On marrying quantitative and qualitative research

 

The focus in the commercial world on numbers breeds a huge bias in favour of quantitative research. One of the challenges with quantitative research is that it rarely answers the question ‘why’, and focuses on the ‘what’ (i.e. the ‘what happened?‘).

 

We, as customer/user experience professionals, need to balance this with qualitative research, focussing on uncovering the drivers of behaviour – why are people doing what they are doing? What goal are they trying to achieve?
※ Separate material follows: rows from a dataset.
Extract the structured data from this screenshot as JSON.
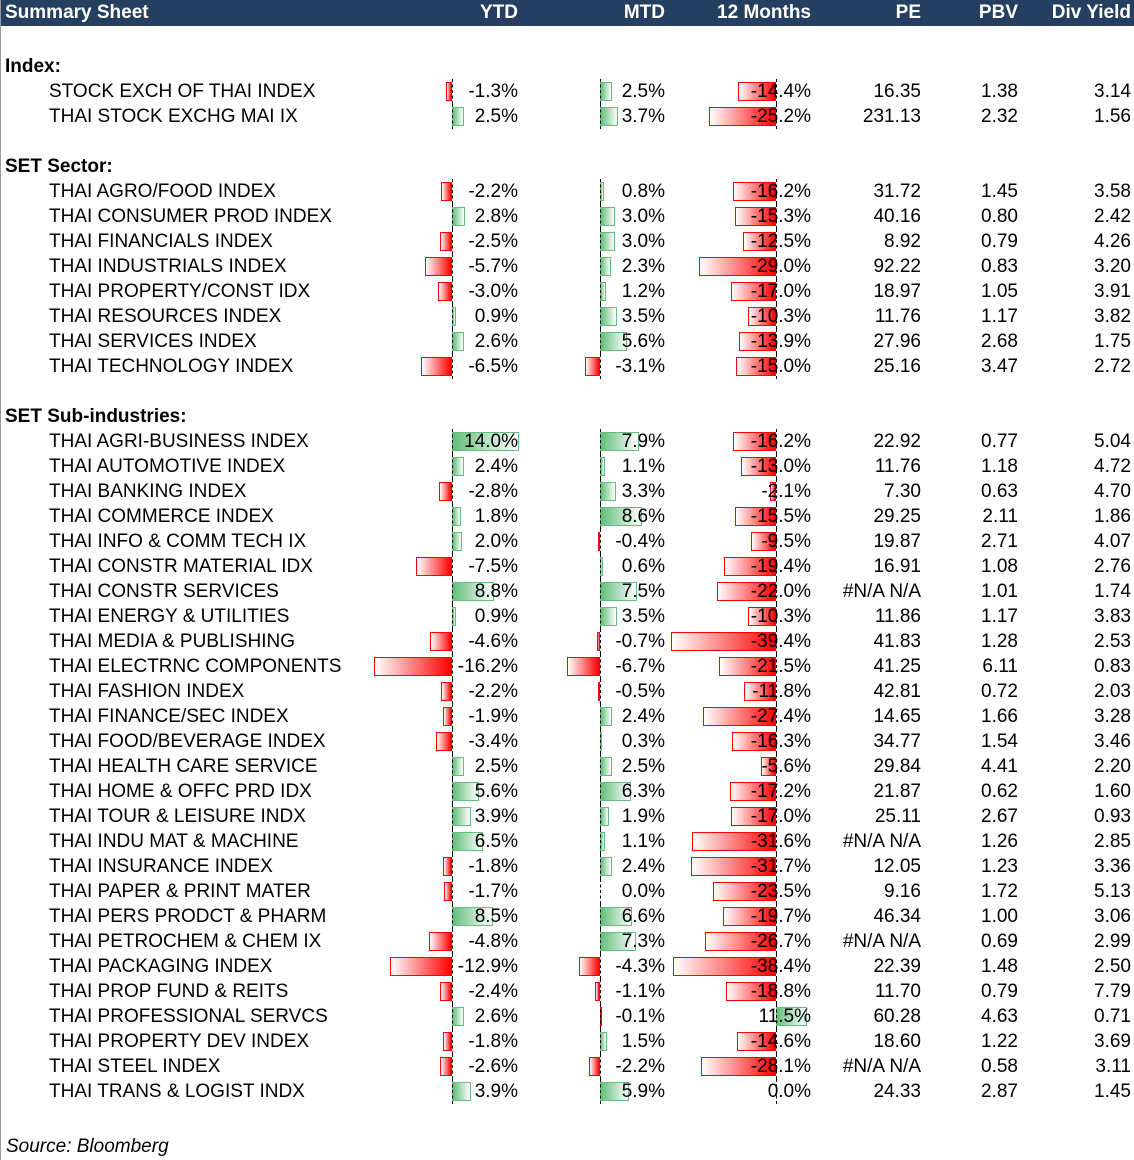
{
  "header": {
    "title": "Summary Sheet",
    "cols": [
      "YTD",
      "MTD",
      "12 Months",
      "PE",
      "PBV",
      "Div Yield"
    ]
  },
  "colors": {
    "header_bg": "#243f60",
    "neg": "#ff0000",
    "pos": "#63be7b"
  },
  "sections": [
    {
      "title": "Index:",
      "rows": [
        [
          "STOCK EXCH OF THAI INDEX",
          -1.3,
          2.5,
          -14.4,
          "16.35",
          "1.38",
          "3.14"
        ],
        [
          "THAI STOCK EXCHG MAI IX",
          2.5,
          3.7,
          -25.2,
          "231.13",
          "2.32",
          "1.56"
        ]
      ]
    },
    {
      "title": "SET Sector:",
      "rows": [
        [
          "THAI AGRO/FOOD INDEX",
          -2.2,
          0.8,
          -16.2,
          "31.72",
          "1.45",
          "3.58"
        ],
        [
          "THAI CONSUMER PROD INDEX",
          2.8,
          3.0,
          -15.3,
          "40.16",
          "0.80",
          "2.42"
        ],
        [
          "THAI FINANCIALS INDEX",
          -2.5,
          3.0,
          -12.5,
          "8.92",
          "0.79",
          "4.26"
        ],
        [
          "THAI INDUSTRIALS INDEX",
          -5.7,
          2.3,
          -29.0,
          "92.22",
          "0.83",
          "3.20"
        ],
        [
          "THAI PROPERTY/CONST IDX",
          -3.0,
          1.2,
          -17.0,
          "18.97",
          "1.05",
          "3.91"
        ],
        [
          "THAI RESOURCES INDEX",
          0.9,
          3.5,
          -10.3,
          "11.76",
          "1.17",
          "3.82"
        ],
        [
          "THAI SERVICES INDEX",
          2.6,
          5.6,
          -13.9,
          "27.96",
          "2.68",
          "1.75"
        ],
        [
          "THAI TECHNOLOGY INDEX",
          -6.5,
          -3.1,
          -15.0,
          "25.16",
          "3.47",
          "2.72"
        ]
      ]
    },
    {
      "title": "SET Sub-industries:",
      "rows": [
        [
          "THAI AGRI-BUSINESS INDEX",
          14.0,
          7.9,
          -16.2,
          "22.92",
          "0.77",
          "5.04"
        ],
        [
          "THAI AUTOMOTIVE INDEX",
          2.4,
          1.1,
          -13.0,
          "11.76",
          "1.18",
          "4.72"
        ],
        [
          "THAI BANKING INDEX",
          -2.8,
          3.3,
          -2.1,
          "7.30",
          "0.63",
          "4.70"
        ],
        [
          "THAI COMMERCE INDEX",
          1.8,
          8.6,
          -15.5,
          "29.25",
          "2.11",
          "1.86"
        ],
        [
          "THAI INFO & COMM TECH IX",
          2.0,
          -0.4,
          -9.5,
          "19.87",
          "2.71",
          "4.07"
        ],
        [
          "THAI CONSTR MATERIAL IDX",
          -7.5,
          0.6,
          -19.4,
          "16.91",
          "1.08",
          "2.76"
        ],
        [
          "THAI CONSTR SERVICES",
          8.8,
          7.5,
          -22.0,
          "#N/A N/A",
          "1.01",
          "1.74"
        ],
        [
          "THAI ENERGY & UTILITIES",
          0.9,
          3.5,
          -10.3,
          "11.86",
          "1.17",
          "3.83"
        ],
        [
          "THAI MEDIA & PUBLISHING",
          -4.6,
          -0.7,
          -39.4,
          "41.83",
          "1.28",
          "2.53"
        ],
        [
          "THAI ELECTRNC COMPONENTS",
          -16.2,
          -6.7,
          -21.5,
          "41.25",
          "6.11",
          "0.83"
        ],
        [
          "THAI FASHION INDEX",
          -2.2,
          -0.5,
          -11.8,
          "42.81",
          "0.72",
          "2.03"
        ],
        [
          "THAI FINANCE/SEC INDEX",
          -1.9,
          2.4,
          -27.4,
          "14.65",
          "1.66",
          "3.28"
        ],
        [
          "THAI FOOD/BEVERAGE INDEX",
          -3.4,
          0.3,
          -16.3,
          "34.77",
          "1.54",
          "3.46"
        ],
        [
          "THAI HEALTH CARE SERVICE",
          2.5,
          2.5,
          -5.6,
          "29.84",
          "4.41",
          "2.20"
        ],
        [
          "THAI HOME & OFFC PRD IDX",
          5.6,
          6.3,
          -17.2,
          "21.87",
          "0.62",
          "1.60"
        ],
        [
          "THAI TOUR & LEISURE INDX",
          3.9,
          1.9,
          -17.0,
          "25.11",
          "2.67",
          "0.93"
        ],
        [
          "THAI INDU MAT & MACHINE",
          6.5,
          1.1,
          -31.6,
          "#N/A N/A",
          "1.26",
          "2.85"
        ],
        [
          "THAI INSURANCE INDEX",
          -1.8,
          2.4,
          -31.7,
          "12.05",
          "1.23",
          "3.36"
        ],
        [
          "THAI PAPER & PRINT MATER",
          -1.7,
          0.0,
          -23.5,
          "9.16",
          "1.72",
          "5.13"
        ],
        [
          "THAI PERS PRODCT & PHARM",
          8.5,
          6.6,
          -19.7,
          "46.34",
          "1.00",
          "3.06"
        ],
        [
          "THAI PETROCHEM & CHEM IX",
          -4.8,
          7.3,
          -26.7,
          "#N/A N/A",
          "0.69",
          "2.99"
        ],
        [
          "THAI PACKAGING INDEX",
          -12.9,
          -4.3,
          -38.4,
          "22.39",
          "1.48",
          "2.50"
        ],
        [
          "THAI PROP FUND & REITS",
          -2.4,
          -1.1,
          -18.8,
          "11.70",
          "0.79",
          "7.79"
        ],
        [
          "THAI PROFESSIONAL SERVCS",
          2.6,
          -0.1,
          11.5,
          "60.28",
          "4.63",
          "0.71"
        ],
        [
          "THAI PROPERTY DEV INDEX",
          -1.8,
          1.5,
          -14.6,
          "18.60",
          "1.22",
          "3.69"
        ],
        [
          "THAI STEEL INDEX",
          -2.6,
          -2.2,
          -28.1,
          "#N/A N/A",
          "0.58",
          "3.11"
        ],
        [
          "THAI TRANS & LOGIST INDX",
          3.9,
          5.9,
          0.0,
          "24.33",
          "2.87",
          "1.45"
        ]
      ]
    }
  ],
  "source": "Source: Bloomberg"
}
What Core Want are they trying to fulfil?

 

The ultimate goal should be to try and map our qualitative findings to quantitative measures – allowing us to tell the human story, but underpinned by quantitative measures.

 

The work that I have done mapping customer journeys, and experience mapping, has included a process whereby we identified key measures by which we relate qualitative findings to hard numbers – both outside-in, customer focussed (like satisfaction (a.k.a CSat), complaints etc.), and inside-out, business focussed (like trading data, conversion rate, ASP/AOV, returns etc.).

 

This allows you to both understand the psychological process that drives customer behaviour, and articulate it in a meaningful way that highlights and quantifies problems and opportunities.

 

As organisations become more customer centric, this, I believe, is a vital step – an organisation needs to understand customer behaviour and, importantly for the bottom line, understand where to invest in the customer journey to increase sales, loyalty and satisfaction.